In education, you don’t need managers, you need community organisers; you need people who bring everyone together, get them to share and practice their ideas, and then exchange with one another, persuade each other to adopt good attributes, refine and sharpen one another. It is not a competition, it is a community, and the objective is not to be better than one another but to be better as a whole.

How about corporations? There’s no easy answers but I think it boils down again to recognising what the corporation is really after. If it’s profits, then you will forever be just trying to optimise it according to the rules of the day, you’ll be trying to compete in the kind learning environments and commoditise things. But if serving the customer is at the fore, where the rules of the game to maximise profit for the hour does not matter, then you will become the one who push everyone into a wicked learning environment. And that can be a great thing.

Then you’ll be one who don’t hire experts. You’ll be someone who hire professionals, newbies, mavericks – and it doesn’t matter because you’ll be doing something new. You won’t be doing silly competitor analysis because in the category of one, there’s no competitors. Then you’re always going to win.

Wicked Learning Environments – Part 2

Previously I described what wicked learning environments are and introduced the idea of when we can rely on someone with experience. In domains which are marked by fundamental technical knowledge; where that is mostly what is at stake, then having the experienced expert helps. Those are kind learning environments where what they have experienced would sufficiently inform us enough to refine our approach and optimise the outcome.

The problem with the world we reside in now is that things change; and big shifts are happening that can turn kind learning environments into wicked ones. This is especially true for the marketplace. I have previously written about how disruptive startups are changing cultures and that changes the dynamics of the marketplace – it adds new parameters for the competition to consider into the mix.

When that happens, the originally ‘kind’ learning environments turn a bit different. Using back the example of Grab; all of a sudden, being a cab driver isn’t about knowing where to pick up passengers at different times of the day, or knowing the shortest route from point A to B anymore. The driver now have to actually pay attention to the pricing they can get at different times of the day and on the platform vis-a-vis the metered fare. This is way different from the past when they just needed to be able to roughly estimate of the metered fare from one place to another and quickly judge whether they want to take on the job. During the transition, the learning environment quickly turns wicked and as the Grab app algorithm is refined, the learning keeps changing, the old rules of thumb stop working and the players have to adapt. The same happens when new ride-hailing app entrants enter the market.

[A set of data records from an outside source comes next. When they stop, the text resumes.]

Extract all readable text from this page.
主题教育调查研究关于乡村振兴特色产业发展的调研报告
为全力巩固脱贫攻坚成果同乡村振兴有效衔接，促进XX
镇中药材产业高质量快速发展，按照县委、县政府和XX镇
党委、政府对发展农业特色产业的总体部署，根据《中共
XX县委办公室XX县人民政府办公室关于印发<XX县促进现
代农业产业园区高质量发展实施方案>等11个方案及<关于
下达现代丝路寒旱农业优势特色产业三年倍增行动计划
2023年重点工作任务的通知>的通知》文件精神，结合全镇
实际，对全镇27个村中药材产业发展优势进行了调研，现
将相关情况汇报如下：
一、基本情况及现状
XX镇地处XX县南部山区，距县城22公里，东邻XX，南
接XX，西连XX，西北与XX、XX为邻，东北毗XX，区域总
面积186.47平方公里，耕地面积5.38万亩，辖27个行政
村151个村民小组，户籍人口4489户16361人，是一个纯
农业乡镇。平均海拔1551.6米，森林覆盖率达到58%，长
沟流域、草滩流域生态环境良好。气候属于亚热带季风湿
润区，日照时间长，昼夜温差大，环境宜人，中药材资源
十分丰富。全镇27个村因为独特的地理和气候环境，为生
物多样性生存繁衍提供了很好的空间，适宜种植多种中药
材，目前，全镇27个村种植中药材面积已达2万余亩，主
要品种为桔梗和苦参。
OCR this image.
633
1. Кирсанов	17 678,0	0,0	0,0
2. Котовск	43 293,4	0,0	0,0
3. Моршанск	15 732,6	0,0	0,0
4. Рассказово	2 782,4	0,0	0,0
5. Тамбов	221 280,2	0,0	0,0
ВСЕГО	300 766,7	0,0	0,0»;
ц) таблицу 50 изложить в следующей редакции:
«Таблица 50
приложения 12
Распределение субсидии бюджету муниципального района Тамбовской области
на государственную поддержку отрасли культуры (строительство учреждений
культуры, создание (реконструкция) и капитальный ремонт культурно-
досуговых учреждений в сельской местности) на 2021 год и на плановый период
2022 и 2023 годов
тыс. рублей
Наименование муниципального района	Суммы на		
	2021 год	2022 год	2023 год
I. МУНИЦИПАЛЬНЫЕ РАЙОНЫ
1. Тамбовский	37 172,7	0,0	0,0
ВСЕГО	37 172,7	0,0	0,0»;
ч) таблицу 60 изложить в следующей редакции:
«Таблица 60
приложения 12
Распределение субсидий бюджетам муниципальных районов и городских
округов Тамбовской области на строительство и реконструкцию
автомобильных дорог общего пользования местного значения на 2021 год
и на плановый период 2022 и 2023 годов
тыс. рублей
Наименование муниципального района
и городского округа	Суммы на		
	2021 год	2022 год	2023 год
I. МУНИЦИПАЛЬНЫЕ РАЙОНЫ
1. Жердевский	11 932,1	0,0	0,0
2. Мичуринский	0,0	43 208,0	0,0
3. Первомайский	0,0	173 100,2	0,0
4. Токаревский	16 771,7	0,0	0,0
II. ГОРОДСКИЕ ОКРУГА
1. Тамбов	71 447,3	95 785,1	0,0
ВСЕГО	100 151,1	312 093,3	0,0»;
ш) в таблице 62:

For someone who prides himself/herself as one who have developed experience and deep expertise, we need to recognise that how much those are valued really depends on the context of the environment, whether things are changing so rapidly as to render those experience/expertise obsolete quickly. This can also happen suddenly (eg. when the world forsake crude oil then rig-building expertise becomes less valuable); so as individuals trying to create the future, we have to think about how we want to really equip and invest in ourselves.

Human capital accumulation is going to shift quite a fair bit.